I’ve been knitting like an addict in my “free” time. I have the tote bag for Brian’s Mom done and one of the two handles knitted. Now I just have to finish the other handle and felt it! I have a lot of work to do on Brian’s slippers yet and have started a pair of socks for him as well. It is such a great hobby – I highly recommend it!

I’ve also borrowed a lot of books on Once A Month Cooking from the library, went grocery shopping today, and plan to make a bunch of meals to freeze tomorrow. The idea has interested me for a long time so I hope it works out. Any tips from the pros?

Even with the joys of spring I feel a teeny tiny bit sad that the lazier days of winter are over. There’s nothing lazy about summer on this farm! What about everyone else – are things getting hectic yet?

Knitting Socks


There has been a long running joke, or at least a funny saying, going on between my Mom and I. She tells everyone that her daughter is “growing” sheep, and she is learning to spin yarn and make socks from their wool. Everyone laughs and thinks that is the cutest thing, but it is true. My Mom took one step closer to her goal by attending a spinner’s meeting and learning the basics of that art. Now she really wants a spinning wheel but they are quite expensive. As another step on her path I surprised her with a gift certificate for Christmas. It covered the cost of a class where we are learning to knit socks! My best friend got the same gift and was also very excited to learn with us.

The first class was last Saturday and we had a blast! At first we all felt like fools as we tried to piece together the information we had learned from books, the internet, and each other. It is nice to learn all those little tips and jargon you can only get from a real professional. Our teacher, Faith, is just wonderful, and so is the shop where class is held.

In the above picture you can see how much progress I’m making. When I got the first sock to the stopping point I took a leap and started the next sock on my own. I’m not sure that it is perfectly right, but I’m enjoying the project even if I have to redo some of it. I’m quite sure that the second sock is one stitch wider than the first but I suppose that will be okay.

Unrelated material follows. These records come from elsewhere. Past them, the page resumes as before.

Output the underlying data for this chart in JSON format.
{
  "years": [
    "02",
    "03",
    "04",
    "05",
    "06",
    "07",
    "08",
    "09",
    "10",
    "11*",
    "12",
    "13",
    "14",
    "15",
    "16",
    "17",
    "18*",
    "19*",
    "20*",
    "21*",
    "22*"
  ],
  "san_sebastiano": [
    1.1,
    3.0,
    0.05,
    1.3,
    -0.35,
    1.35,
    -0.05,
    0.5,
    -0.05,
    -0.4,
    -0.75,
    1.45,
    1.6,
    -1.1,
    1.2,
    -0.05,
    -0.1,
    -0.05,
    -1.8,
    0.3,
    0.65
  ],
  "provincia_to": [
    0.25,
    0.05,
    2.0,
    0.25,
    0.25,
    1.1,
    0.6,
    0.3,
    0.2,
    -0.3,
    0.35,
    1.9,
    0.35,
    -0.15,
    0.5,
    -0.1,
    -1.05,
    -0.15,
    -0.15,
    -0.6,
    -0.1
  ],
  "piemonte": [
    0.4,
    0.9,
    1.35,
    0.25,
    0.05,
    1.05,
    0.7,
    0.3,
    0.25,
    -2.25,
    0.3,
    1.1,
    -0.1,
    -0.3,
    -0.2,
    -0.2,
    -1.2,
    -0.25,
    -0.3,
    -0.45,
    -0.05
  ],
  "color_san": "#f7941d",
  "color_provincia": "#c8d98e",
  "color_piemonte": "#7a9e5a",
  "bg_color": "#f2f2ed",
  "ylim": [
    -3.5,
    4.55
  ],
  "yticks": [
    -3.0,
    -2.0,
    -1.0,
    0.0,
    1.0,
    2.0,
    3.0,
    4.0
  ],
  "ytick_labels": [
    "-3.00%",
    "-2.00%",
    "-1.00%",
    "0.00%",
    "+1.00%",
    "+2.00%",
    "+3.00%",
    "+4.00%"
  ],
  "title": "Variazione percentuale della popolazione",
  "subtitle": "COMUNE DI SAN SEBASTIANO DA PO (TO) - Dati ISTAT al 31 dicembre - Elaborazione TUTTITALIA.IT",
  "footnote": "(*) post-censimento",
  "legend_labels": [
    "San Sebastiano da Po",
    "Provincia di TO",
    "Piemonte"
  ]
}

I told all my friends and family to expect gifts of homemade socks from now on. We have been to about a dozen weddings in the last couple years so when the dozen baby showers start up I’ll be all ready with lots of little baby socks. I’m already interested in another class on making slipper-type things, I’ll keep you posted.

What do you like to knit? Were you surprised at your abilities? How did you learn your hobbies?